3. The current cycle is not the first acknowledge of an interrupt acknowledge sequence.

4. A Lock instruction is not being executed.

The following pin function are applicable for maximum mode operation of 8086.

S2, S1, S0 – Status Lines: These are the status lines which reflect the type of operation, being carried out by the processor. These become activity during T4 of the previous cycle and active during T1 and T2 of the current bus cycles.

The status lines return to passive state during T3 of the current bus cycle so that they may again become active for the next bus cycle during T4. 

S2	S1	S0	Indication
0	0	0	Interrupt Acknowledge
0	0	1	Read I/O port
0	1	0	Write I/O port
0	1	1	Halt
1	0	0	Code Access
1	0	1	Read memory
1	1	0	Write memory
1	1	1	Passive

LOCK This output pin indicates that other system bus master will be prevented from gaining the system bus, while the LOCK signal is low.

The LOCK signal is activated by the ‘LOCK’ prefix instruction and remains active until the completion of the next instruction. When the CPU is executing a critical instruction which requires the system bus, the LOCK prefix instruction ensures that other processors connected in the system will not gain the control of the bus.

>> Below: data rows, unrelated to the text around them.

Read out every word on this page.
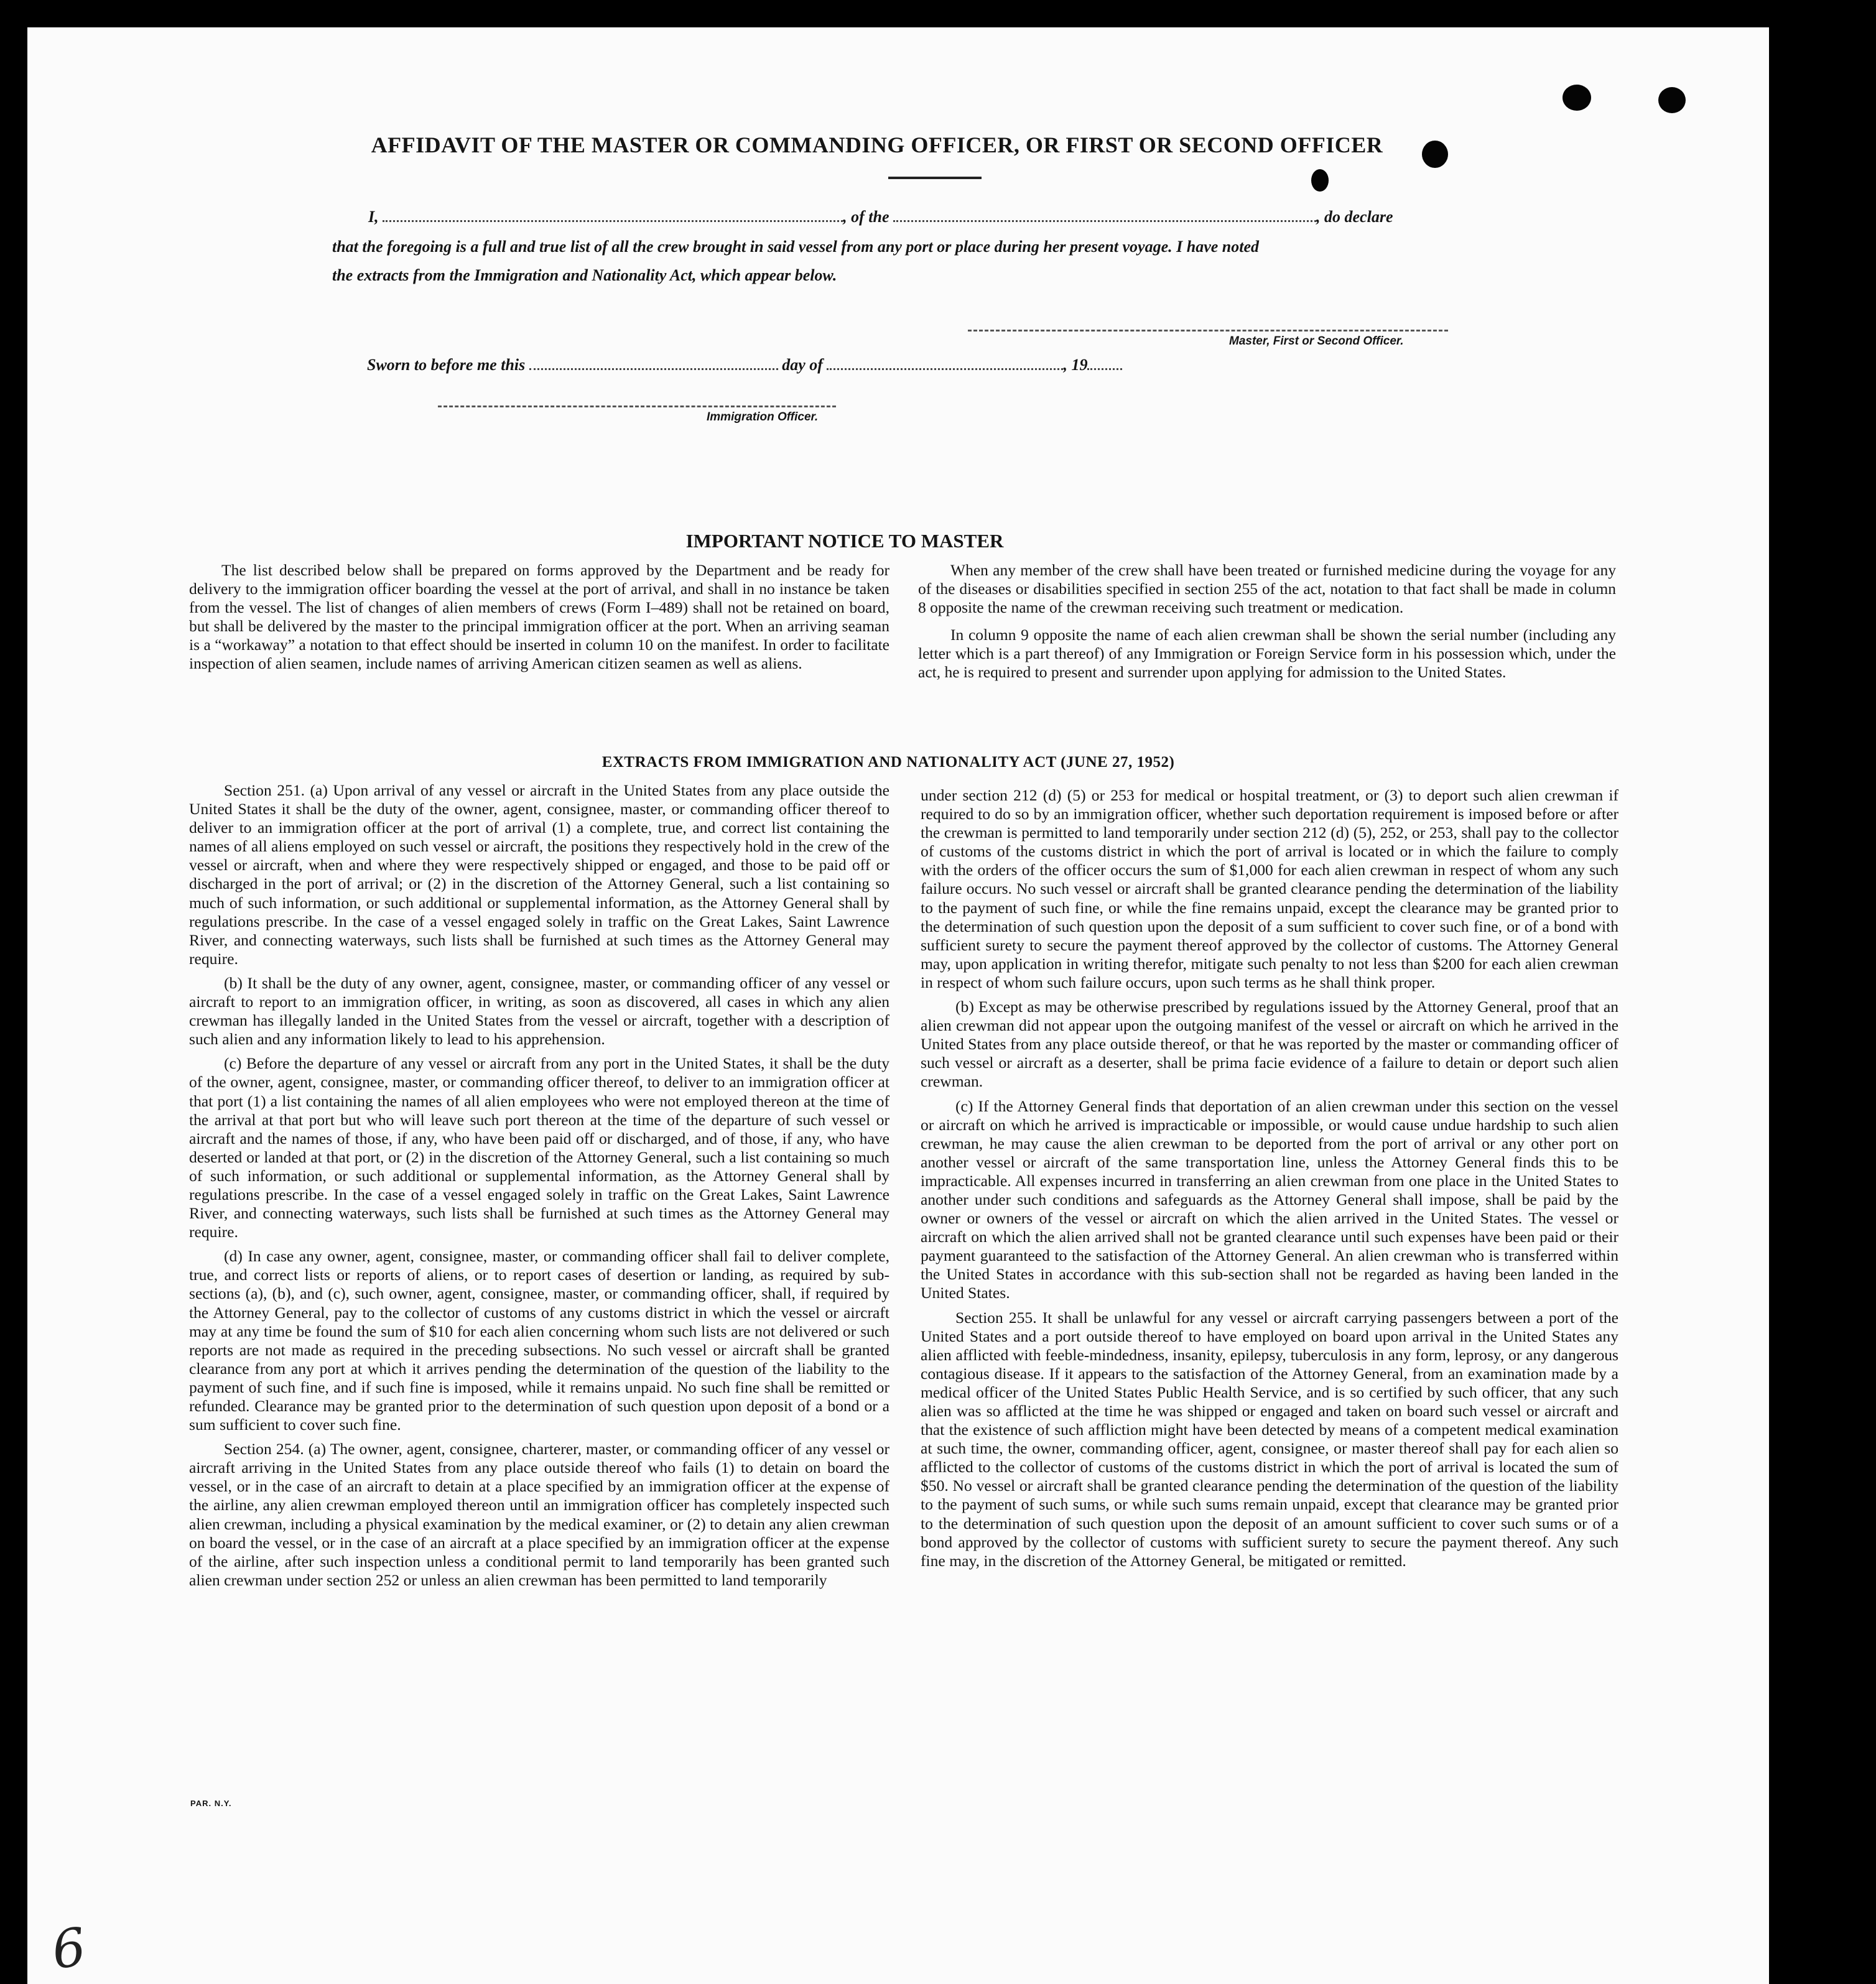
AFFIDAVIT OF THE MASTER OR COMMANDING OFFICER, OR FIRST OR SECOND OFFICER
I,	, of the	, do declare
that the foregoing is a full and true list of all the crew brought in said vessel from any port or place during her present voyage. I have noted
the extracts from the Immigration and Nationality Act, which appear below.
Master, First or Second Officer.
Sworn to before me this	day of	, 19
Immigration Officer.
IMPORTANT NOTICE TO MASTER

The list described below shall be prepared on forms approved by the Department and be ready for delivery to the immigration officer boarding the vessel at the port of arrival, and shall in no instance be taken from the vessel. The list of changes of alien members of crews (Form I–489) shall not be retained on board, but shall be delivered by the master to the principal immigration officer at the port. When an arriving seaman is a “workaway” a notation to that effect should be inserted in column 10 on the manifest. In order to facilitate inspection of alien seamen, include names of arriving American citizen seamen as well as aliens.

When any member of the crew shall have been treated or furnished medicine during the voyage for any of the diseases or disabilities specified in section 255 of the act, notation to that fact shall be made in column 8 opposite the name of the crewman receiving such treatment or medication.

In column 9 opposite the name of each alien crewman shall be shown the serial number (including any letter which is a part thereof) of any Immigration or Foreign Service form in his possession which, under the act, he is required to present and surrender upon applying for admission to the United States.

EXTRACTS FROM IMMIGRATION AND NATIONALITY ACT (JUNE 27, 1952)

Section 251. (a) Upon arrival of any vessel or aircraft in the United States from any place outside the United States it shall be the duty of the owner, agent, consignee, master, or commanding officer thereof to deliver to an immigration officer at the port of arrival (1) a complete, true, and correct list containing the names of all aliens employed on such vessel or aircraft, the positions they respectively hold in the crew of the vessel or aircraft, when and where they were respectively shipped or engaged, and those to be paid off or discharged in the port of arrival; or (2) in the discretion of the Attorney General, such a list containing so much of such information, or such additional or supplemental information, as the Attorney General shall by regulations prescribe. In the case of a vessel engaged solely in traffic on the Great Lakes, Saint Lawrence River, and connecting waterways, such lists shall be furnished at such times as the Attorney General may require.

(b) It shall be the duty of any owner, agent, consignee, master, or commanding officer of any vessel or aircraft to report to an immigration officer, in writing, as soon as discovered, all cases in which any alien crewman has illegally landed in the United States from the vessel or aircraft, together with a description of such alien and any information likely to lead to his apprehension.

(c) Before the departure of any vessel or aircraft from any port in the United States, it shall be the duty of the owner, agent, consignee, master, or commanding officer thereof, to deliver to an immigration officer at that port (1) a list containing the names of all alien employees who were not employed thereon at the time of the arrival at that port but who will leave such port thereon at the time of the departure of such vessel or aircraft and the names of those, if any, who have been paid off or discharged, and of those, if any, who have deserted or landed at that port, or (2) in the discretion of the Attorney General, such a list containing so much of such information, or such additional or supplemental information, as the Attorney General shall by regulations prescribe. In the case of a vessel engaged solely in traffic on the Great Lakes, Saint Lawrence River, and connecting waterways, such lists shall be furnished at such times as the Attorney General may require.

(d) In case any owner, agent, consignee, master, or commanding officer shall fail to deliver complete, true, and correct lists or reports of aliens, or to report cases of desertion or landing, as required by sub-sections (a), (b), and (c), such owner, agent, consignee, master, or commanding officer, shall, if required by the Attorney General, pay to the collector of customs of any customs district in which the vessel or aircraft may at any time be found the sum of $10 for each alien concerning whom such lists are not delivered or such reports are not made as required in the preceding subsections. No such vessel or aircraft shall be granted clearance from any port at which it arrives pending the determination of the question of the liability to the payment of such fine, and if such fine is imposed, while it remains unpaid. No such fine shall be remitted or refunded. Clearance may be granted prior to the determination of such question upon deposit of a bond or a sum sufficient to cover such fine.

Section 254. (a) The owner, agent, consignee, charterer, master, or commanding officer of any vessel or aircraft arriving in the United States from any place outside thereof who fails (1) to detain on board the vessel, or in the case of an aircraft to detain at a place specified by an immigration officer at the expense of the airline, any alien crewman employed thereon until an immigration officer has completely inspected such alien crewman, including a physical examination by the medical examiner, or (2) to detain any alien crewman on board the vessel, or in the case of an aircraft at a place specified by an immigration officer at the expense of the airline, after such inspection unless a conditional permit to land temporarily has been granted such alien crewman under section 252 or unless an alien crewman has been permitted to land temporarily

under section 212 (d) (5) or 253 for medical or hospital treatment, or (3) to deport such alien crewman if required to do so by an immigration officer, whether such deportation requirement is imposed before or after the crewman is permitted to land temporarily under section 212 (d) (5), 252, or 253, shall pay to the collector of customs of the customs district in which the port of arrival is located or in which the failure to comply with the orders of the officer occurs the sum of $1,000 for each alien crewman in respect of whom any such failure occurs. No such vessel or aircraft shall be granted clearance pending the determination of the liability to the payment of such fine, or while the fine remains unpaid, except the clearance may be granted prior to the determination of such question upon the deposit of a sum sufficient to cover such fine, or of a bond with sufficient surety to secure the payment thereof approved by the collector of customs. The Attorney General may, upon application in writing therefor, mitigate such penalty to not less than $200 for each alien crewman in respect of whom such failure occurs, upon such terms as he shall think proper.

(b) Except as may be otherwise prescribed by regulations issued by the Attorney General, proof that an alien crewman did not appear upon the outgoing manifest of the vessel or aircraft on which he arrived in the United States from any place outside thereof, or that he was reported by the master or commanding officer of such vessel or aircraft as a deserter, shall be prima facie evidence of a failure to detain or deport such alien crewman.

(c) If the Attorney General finds that deportation of an alien crewman under this section on the vessel or aircraft on which he arrived is impracticable or impossible, or would cause undue hardship to such alien crewman, he may cause the alien crewman to be deported from the port of arrival or any other port on another vessel or aircraft of the same transportation line, unless the Attorney General finds this to be impracticable. All expenses incurred in transferring an alien crewman from one place in the United States to another under such conditions and safeguards as the Attorney General shall impose, shall be paid by the owner or owners of the vessel or aircraft on which the alien arrived in the United States. The vessel or aircraft on which the alien arrived shall not be granted clearance until such expenses have been paid or their payment guaranteed to the satisfaction of the Attorney General. An alien crewman who is transferred within the United States in accordance with this sub-section shall not be regarded as having been landed in the United States.

Section 255. It shall be unlawful for any vessel or aircraft carrying passengers between a port of the United States and a port outside thereof to have employed on board upon arrival in the United States any alien afflicted with feeble-mindedness, insanity, epilepsy, tuberculosis in any form, leprosy, or any dangerous contagious disease. If it appears to the satisfaction of the Attorney General, from an examination made by a medical officer of the United States Public Health Service, and is so certified by such officer, that any such alien was so afflicted at the time he was shipped or engaged and taken on board such vessel or aircraft and that the existence of such affliction might have been detected by means of a competent medical examination at such time, the owner, commanding officer, agent, consignee, or master thereof shall pay for each alien so afflicted to the collector of customs of the customs district in which the port of arrival is located the sum of $50. No vessel or aircraft shall be granted clearance pending the determination of the question of the liability to the payment of such sums, or while such sums remain unpaid, except that clearance may be granted prior to the determination of such question upon the deposit of an amount sufficient to cover such sums or of a bond approved by the collector of customs with sufficient surety to secure the payment thereof. Any such fine may, in the discretion of the Attorney General, be mitigated or remitted.

PAR. N.Y.
6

The 8086, while executing the prefixed instruction, asserts the bus lock signal output, which may be connected to an external bus controller.

QS₁, QS₀ – Queue Status: These lines give information about the status of the code-

prefetch queue. These are active during the CLK cycle after while the queue operation is performed.

The 8086 architecture has 6-byte instruction pre-fetch queue. Thus even the largest (6 - bytes) instruction can be pr-fetched from the memory and stored in the pre fetch queue. This results in a faster execution of the instructions.

By pre-fetching the instruction, there is a considerable speeding up in instruction execution in 8086. This is known as instruction pipelining. 

QS1	QS0	Indication
0	0	None
0	1	First byte of opcode from the queue
1	0	Empty Queue
1	1	Subsequent byte from the queue

While the execution unit is busy in executing an instruction, after it is completely decoded, the bus interface unit may fetch the bytes of the next instruction from memory, depending upon the queue status.

RQ / GT0 , RQ / GT1 – Request/Grant: These pins are used by the other local bus master in maximum mode, to force the processor to release the local bus at the end of the processor current bus cycle.

Each of the pin is bidirectional with RQ/GT0 having higher priority than RQ/GT1.

Request/Grant sequence is as follows:

1. A pulse of one clock wide from another bus master requests the bus access to 8086.
2. During T4(current) or T1(next) clock cycle, a pulse one clock wide from 8086 to the requesting master, indicates that the 8086 has allowed the local bus to float and that it will enter the ‘hold acknowledge’ state at next cycle. The CPU bus interface unit is likely to be disconnected from the local bus of the system.
3. A one clock wide pulse from the another master indicates to the 8086 that the hold request is about to end and the 8086 may regain control of the local bus at the next clock cycle.

 Thus each master to master exchange of the local bus is a sequence of 3 pulses. There must be at least one dead clock cycle after each bus exchange. •The request and grant pulses are active low.

For the bus request those are received while 8086 is performing memory or I/O cycle, the granting of the bus is governed by the rules as in case of HOLD and HLDA in minimum mode.